Until shortly before his passing, Steve always maintained a home in Bowling Green, and after his time with NSF he would be a continual and inquisitive participant at Biology Department seminars and a presence as one of the many bicyclists on the local bike trail. His love of birds never diminished, and he continued to serve the Bowling Green community by often volunteering to lead community birding excursions in the local woodlands. He enjoyed annual treks to view the spring migrants on the Lake Erie shore.

Steve’s expertise took him around the world: he studied the population dynamics of rodents at the Enewetak Atoll and in Cuba; he was recruited by the Smithsonian Institution to conduct a survey of primates in Guyana; and he was invited to teach several classes on rodent control in Africa. He co-authored multiple editions of two widely used textbooks, Animal Behavior: Mechanisms, Ecology, and Evolution and Mammalogy: Adaptation, Diversity and Ecology. Steve shared many adventures with his beloved wife Kristin, who predeceased him. He leaves two children, Nathan Vessey and Samantha Vessey, along with grandchildren and great-grandchildren.

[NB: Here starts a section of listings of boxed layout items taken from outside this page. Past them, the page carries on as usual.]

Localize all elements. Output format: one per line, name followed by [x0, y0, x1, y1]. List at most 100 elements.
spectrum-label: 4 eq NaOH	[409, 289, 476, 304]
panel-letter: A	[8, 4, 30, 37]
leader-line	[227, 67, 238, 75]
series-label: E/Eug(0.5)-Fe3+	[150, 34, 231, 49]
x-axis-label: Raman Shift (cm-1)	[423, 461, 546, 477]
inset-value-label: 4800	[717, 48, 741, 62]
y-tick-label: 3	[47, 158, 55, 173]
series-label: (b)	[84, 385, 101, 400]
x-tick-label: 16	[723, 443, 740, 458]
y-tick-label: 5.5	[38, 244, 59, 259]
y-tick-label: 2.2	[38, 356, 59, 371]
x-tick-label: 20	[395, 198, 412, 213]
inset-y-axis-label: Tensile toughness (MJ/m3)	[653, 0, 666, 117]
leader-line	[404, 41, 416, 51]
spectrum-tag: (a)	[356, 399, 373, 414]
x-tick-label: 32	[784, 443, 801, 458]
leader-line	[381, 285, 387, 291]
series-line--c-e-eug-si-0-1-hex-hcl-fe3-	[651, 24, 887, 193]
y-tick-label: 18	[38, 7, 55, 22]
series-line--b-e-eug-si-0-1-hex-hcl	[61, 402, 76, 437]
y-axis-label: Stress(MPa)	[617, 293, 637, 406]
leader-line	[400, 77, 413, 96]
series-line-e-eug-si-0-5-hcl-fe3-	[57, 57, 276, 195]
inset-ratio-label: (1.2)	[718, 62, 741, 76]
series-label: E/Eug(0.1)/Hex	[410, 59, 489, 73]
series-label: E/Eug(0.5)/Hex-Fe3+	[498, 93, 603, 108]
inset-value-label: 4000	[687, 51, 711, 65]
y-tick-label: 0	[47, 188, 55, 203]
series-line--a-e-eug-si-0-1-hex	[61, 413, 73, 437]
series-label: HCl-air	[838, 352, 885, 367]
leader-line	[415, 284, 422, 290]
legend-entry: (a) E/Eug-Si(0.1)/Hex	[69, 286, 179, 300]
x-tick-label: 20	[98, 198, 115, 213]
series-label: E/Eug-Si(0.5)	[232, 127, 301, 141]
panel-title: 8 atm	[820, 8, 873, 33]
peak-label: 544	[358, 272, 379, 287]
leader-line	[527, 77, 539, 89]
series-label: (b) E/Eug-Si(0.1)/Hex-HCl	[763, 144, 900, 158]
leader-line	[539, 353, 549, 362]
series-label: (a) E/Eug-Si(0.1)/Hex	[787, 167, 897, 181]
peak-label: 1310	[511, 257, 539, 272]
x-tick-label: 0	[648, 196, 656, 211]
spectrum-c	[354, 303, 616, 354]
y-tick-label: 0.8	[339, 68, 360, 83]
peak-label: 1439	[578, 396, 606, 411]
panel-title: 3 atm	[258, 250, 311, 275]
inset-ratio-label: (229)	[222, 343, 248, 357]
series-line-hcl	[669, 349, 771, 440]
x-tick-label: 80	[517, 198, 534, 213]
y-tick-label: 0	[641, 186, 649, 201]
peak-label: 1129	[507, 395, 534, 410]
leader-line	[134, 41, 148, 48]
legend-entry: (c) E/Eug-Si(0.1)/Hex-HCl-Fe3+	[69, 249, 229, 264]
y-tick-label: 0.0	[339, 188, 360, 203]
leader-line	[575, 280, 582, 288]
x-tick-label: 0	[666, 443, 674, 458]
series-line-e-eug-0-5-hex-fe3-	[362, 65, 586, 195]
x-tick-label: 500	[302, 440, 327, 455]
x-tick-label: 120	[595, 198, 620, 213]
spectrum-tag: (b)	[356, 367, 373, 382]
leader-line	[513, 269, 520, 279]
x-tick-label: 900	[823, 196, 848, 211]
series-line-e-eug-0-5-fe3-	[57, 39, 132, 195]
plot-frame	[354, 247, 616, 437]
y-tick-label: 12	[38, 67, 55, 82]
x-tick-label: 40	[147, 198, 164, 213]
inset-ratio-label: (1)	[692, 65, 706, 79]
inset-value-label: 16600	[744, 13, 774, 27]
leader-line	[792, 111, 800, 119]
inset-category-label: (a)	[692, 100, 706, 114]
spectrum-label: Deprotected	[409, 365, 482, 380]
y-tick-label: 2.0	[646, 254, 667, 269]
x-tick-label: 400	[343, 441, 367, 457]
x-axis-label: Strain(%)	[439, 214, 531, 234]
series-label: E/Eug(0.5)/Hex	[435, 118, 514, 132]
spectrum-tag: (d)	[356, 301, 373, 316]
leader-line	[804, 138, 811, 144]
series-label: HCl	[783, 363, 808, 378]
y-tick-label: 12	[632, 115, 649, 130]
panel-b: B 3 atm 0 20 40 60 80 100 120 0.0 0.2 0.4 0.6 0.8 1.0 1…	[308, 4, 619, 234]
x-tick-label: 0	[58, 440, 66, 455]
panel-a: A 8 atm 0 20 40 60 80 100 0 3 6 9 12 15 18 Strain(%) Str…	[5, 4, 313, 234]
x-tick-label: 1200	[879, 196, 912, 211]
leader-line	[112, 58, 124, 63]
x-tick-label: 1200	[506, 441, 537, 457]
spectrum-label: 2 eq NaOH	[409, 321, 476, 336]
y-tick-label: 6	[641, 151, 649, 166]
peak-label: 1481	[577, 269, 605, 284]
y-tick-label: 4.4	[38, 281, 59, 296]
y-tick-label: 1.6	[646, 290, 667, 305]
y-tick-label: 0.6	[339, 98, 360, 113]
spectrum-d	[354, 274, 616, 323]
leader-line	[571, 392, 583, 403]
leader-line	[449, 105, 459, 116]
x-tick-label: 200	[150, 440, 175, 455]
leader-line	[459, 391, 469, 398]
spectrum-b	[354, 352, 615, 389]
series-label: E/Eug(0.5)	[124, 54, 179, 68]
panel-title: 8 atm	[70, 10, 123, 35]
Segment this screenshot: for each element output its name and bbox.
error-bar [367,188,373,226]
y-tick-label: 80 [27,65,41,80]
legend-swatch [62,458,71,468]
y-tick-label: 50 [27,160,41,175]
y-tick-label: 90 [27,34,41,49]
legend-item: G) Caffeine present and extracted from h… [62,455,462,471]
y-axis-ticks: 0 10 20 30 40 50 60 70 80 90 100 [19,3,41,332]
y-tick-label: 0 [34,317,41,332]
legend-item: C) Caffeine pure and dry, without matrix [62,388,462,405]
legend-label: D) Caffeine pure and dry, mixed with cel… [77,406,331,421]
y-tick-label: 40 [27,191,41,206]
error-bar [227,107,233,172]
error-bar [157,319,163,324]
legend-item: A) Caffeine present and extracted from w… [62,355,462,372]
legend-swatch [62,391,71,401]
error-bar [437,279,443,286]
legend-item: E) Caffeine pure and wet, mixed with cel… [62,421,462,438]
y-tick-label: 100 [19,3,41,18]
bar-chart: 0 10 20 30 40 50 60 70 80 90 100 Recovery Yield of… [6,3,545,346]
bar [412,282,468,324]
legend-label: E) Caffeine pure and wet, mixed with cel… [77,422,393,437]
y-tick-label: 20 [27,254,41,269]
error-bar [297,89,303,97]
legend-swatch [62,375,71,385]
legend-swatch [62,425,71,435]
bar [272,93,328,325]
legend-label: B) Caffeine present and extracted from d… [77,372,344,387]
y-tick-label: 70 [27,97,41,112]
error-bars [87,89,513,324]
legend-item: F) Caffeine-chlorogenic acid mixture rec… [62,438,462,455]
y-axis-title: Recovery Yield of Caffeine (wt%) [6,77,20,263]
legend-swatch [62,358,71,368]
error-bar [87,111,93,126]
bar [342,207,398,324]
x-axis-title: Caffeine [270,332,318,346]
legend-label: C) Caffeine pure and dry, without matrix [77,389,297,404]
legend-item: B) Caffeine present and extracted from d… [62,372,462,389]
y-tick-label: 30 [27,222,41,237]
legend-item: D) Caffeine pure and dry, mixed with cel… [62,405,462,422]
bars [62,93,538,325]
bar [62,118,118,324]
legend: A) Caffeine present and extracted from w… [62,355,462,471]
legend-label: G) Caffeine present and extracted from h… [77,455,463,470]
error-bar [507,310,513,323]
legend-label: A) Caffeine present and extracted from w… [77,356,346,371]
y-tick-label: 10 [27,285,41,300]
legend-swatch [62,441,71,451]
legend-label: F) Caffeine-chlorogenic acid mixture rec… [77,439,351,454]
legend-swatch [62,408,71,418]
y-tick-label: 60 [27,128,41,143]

Steve approached life with curiosity, enthusiasm, and purpose. He was a devoted environmentalist, a staunch advocate for women’s rights and a lifelong learner who inspired those around him through both his intellect and his example. Even at the age of 80, his sense of adventure endured, and he navigated the rapids of the Grand Canyon on a week-long rafting expedition. He was still like the kid from Mrs. Hackley’s School who had spotted a bird with his binoculars, full of awe and wonder at the natural world.


Gail Michener
1946-2026


Photo credit: https://naturealberta.ca/underground-life/

Compiled by Jennifer Mather

Gail Michener (1946-2026) carried on a fairly conventional academic career with a record of excellence in many areas. She was international before she was a scholar, born in England but raised in Australia where she received her undergraduate education at the University of Adelaide. She moved to Canada for graduate work, receiving a doctorate from University of Regina in 1972. She married into a distinguished academic family, as her father-in-law was the renowned entomologist CD Michener. After graduate work they moved to Alberta, where her husband Dan chose farming over an academic career, and they owned a farm near Picture Butte outside Lethbridge. Gail held a Killam postdoc at the University of Alberta then taught as a sessional lecturer at the University of Lethbridge. In 1980 she received a prestigious NSERC University Research Fellowship and an appointment as an Assistant Professor. Her lifelong fascination was the natural history and sociobiology of Richardson’s ground squirrels, and she was actually able to set up a colony that she could view from her study window. For her research accomplishments she was awarded the C. Hart Mirriam award from the American Society of Mammalogists in 1995 and the University of Lethbridge Speaker research award in 2003. After retirement in 2008, she continued her NSERC-funded research for several years. She resolved to teach better than her often pedantic professors and was both popular and accomplished. In 2000 she received the William C Brown Distinguished Teaching Award from the Animal Behavior Society and in 1993 the Distinguished Teacher award from the University of Lethbridge (she is one of the very few individuals to receive both the awards, for research and for teaching). She did not avoid service. She was the Chair of the Biology Department from 1993-1996, on the Board of Directors of the American Society of Mammalogists from 2001-2004 and associate editor of the Journal of Mammalogy from 1983-1987. From 1987 to 1990 she was a member of the Executive of the Canadian Council of Animal Care and its President from 1988-1989. Among other activities, she spearheaded the recognition of cephalopods as suitable subjects for formal ethical recognition and welfare concerns, making Canada the first country in the world to do so. Gail was a member of the Animal Behavior Society Executive from 1985-1988 and 1990-1994, and its President from 1988-1989. In 1997 she became a Fellow of the Animal Behavior Society.